And I think Koala provides a very good way to understand things in terms of those three dimensions. And I think they are pretty first principles, because I think this idea of memory is pretty first principle if you think about where memory, where information is stored. And you can even think of the ways of neural network as some kind of non-term memory, because that's also part of the information that is stored.

I think a very first principle way of thinking of agents is pretty much just a neural network plus the code to call and use the neural network. Obviously also maybe plus some vector store or whatever other memory modules, right? And thinking through that, then you immediately realize that the kind of the non-term memory or the persistent information is first, the neural network, and second, the code associated with the agent that calls the neural network, and maybe also some other vector stores.

But then there's obviously another kind of storage of information that's shorter horizon, right? Which is the context window or whatever episode that people are using. Like you're trying to solve this task and information happens there. But once this task is solved, the information is gone, right? So I think it's very systematic and first principle to think about where information is and thinking, organizing them through categories and time horizon, right?

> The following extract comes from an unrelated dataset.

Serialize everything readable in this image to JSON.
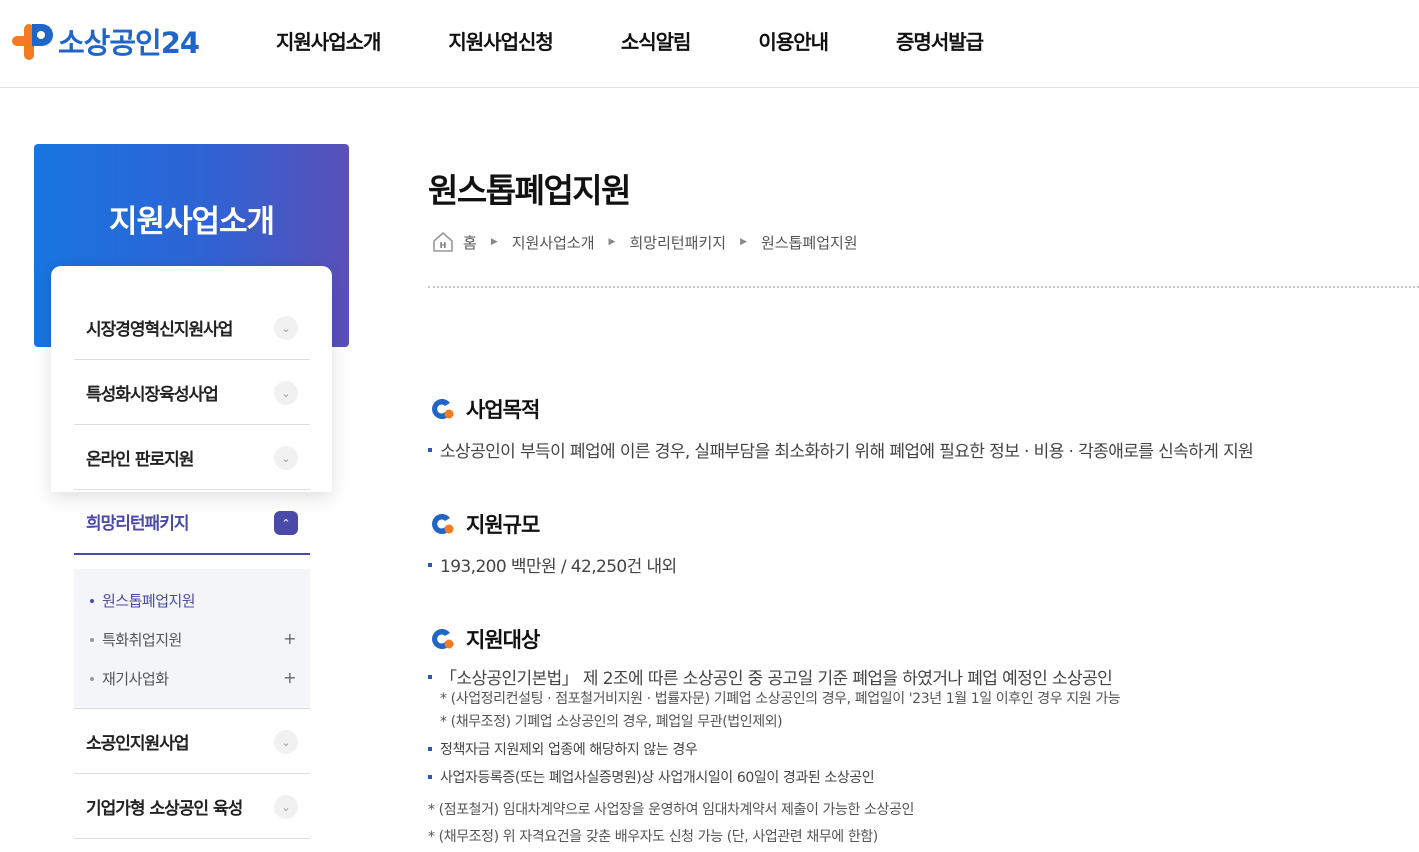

So once you have those information stores, then obviously for agent, the next thing is, what kind of action can you do? And that leads to the concept of action space, right? And I think one of the fundamental difference between language agents and the previous agents is that for traditional agents, if you think about Atari or video game, they only have like a predefined action space by the environment.

They only have external actions, right? Because they don't have complicated memory or information and kind of devices to do internal thinking. I think the contribution of React is just to point out that we can also have internal actions called thinking. And obviously if you have long-term memory, then you also have retrieval or writing or whatever.

And then third, once you have those actions, which action should you do? That's the problem of decision-making. And, uh, and the three parts should just fully describe our agent. We solved it. We have defined agents. Yeah, it's done. Does anything that you normally say about agents not fit in that framework?

Because you also get asked this question a lot. Um, I think it's very aligned. Um, if we think about a lot of the stuff we do, I'm just thinking out loud now, but a lot of the stuff we do on agents now is through lane graph, lane graph, we would view as kind of like the code part of what defines some of these things.

Also defines part of the decision-making decision. That's what I was thinking actually. Yeah. Yeah. And actually one analogy that I like there is like some of the code and part of lane graph, and I'm actually curious what you think about this, but like, sometimes I say that like the LLMs aren't great at planning yet.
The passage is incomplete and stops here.